De l’intime au collectif, ou comment tirer les leçons de l’Histoire
Restons-en là pour les leçons de militantisme ouvrier.
La musique de Flemming Nordkrog contribue à faire de L’établi un peu plus qu’un film politique, à lui donner une beauté, une dimension tragique. A l’image du propos, sympathisant sans partialité, politique sans naïveté, elle épouse à merveille le rythme de l’action, ses hauts et ses bas, ses moments de silence, aussi, et se montre en phase avec l’enthousiasme qui gagne les grévistes sans jamais se départir d’une certaine gravité, d’une mélancolie prémonitoire du dénouement, mélancolie sans doute illustrative de l’état émotionnel fragile de Linhart. Comme chez Eisenstein, l’intime et le collectif se conjuguent musicalement. Sauf qu’on n’est pas chez Eisenstein : les lendemains ne chantent pas l’Internationale.

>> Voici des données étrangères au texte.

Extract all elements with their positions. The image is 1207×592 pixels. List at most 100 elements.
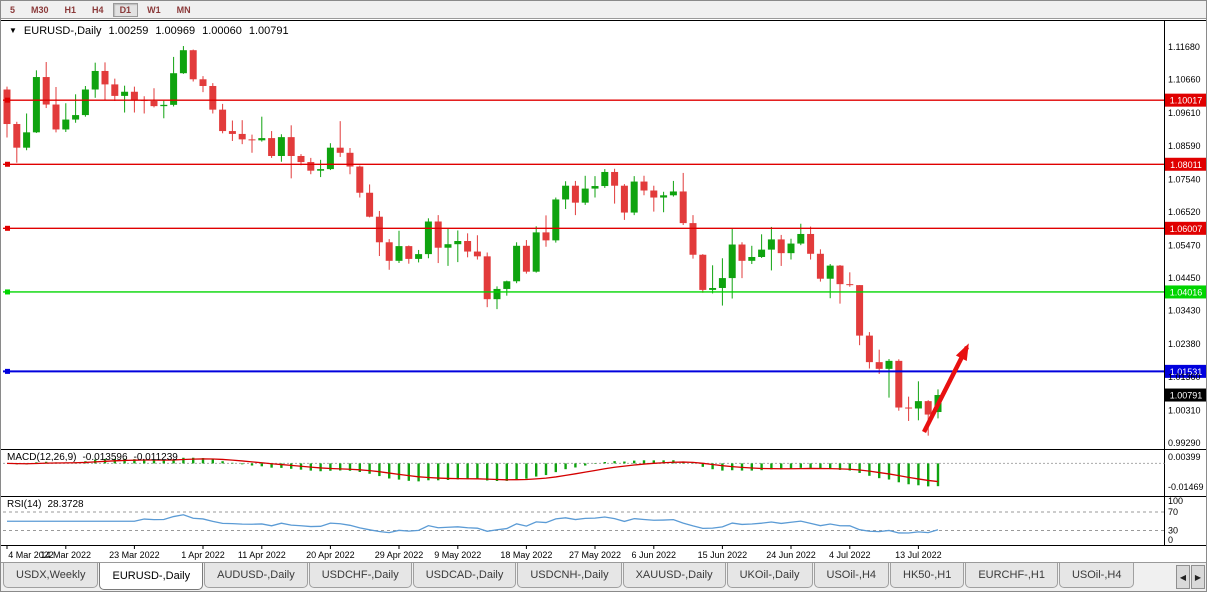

La caméra suit Linhart à la trace, non pas tant pour souligner son rôle dirigeant (Linhart avoue ne pas avoir l’étoffe d’un leader) que pour mieux nous immerger dans le drame. Comme un récit à la première personne par le regard attentif et les sentiments partagés entre douceur et amertume de quelqu’un qui vit les événements et les observe, les analyse dans le feu de l’action, ainsi que par la complicité qu’il noue avec ses camarades en se laissant gagner par leur personnalité touchante. Les citations du livre nous donnent un aperçu de sa belle écriture, sincère et non dénuée de lyrisme poétique. Entre l’immersion et la distanciation lucide, entre l’engagement et le témoignage, L’établi trouve finalement son équilibre, ponctué par une vibrante apologie de l’idéal révolutionnaire que ne contredit pas le petit clin d’œil à Hegel, un philosophe spécialisé dans les dures leçons de l’Histoire.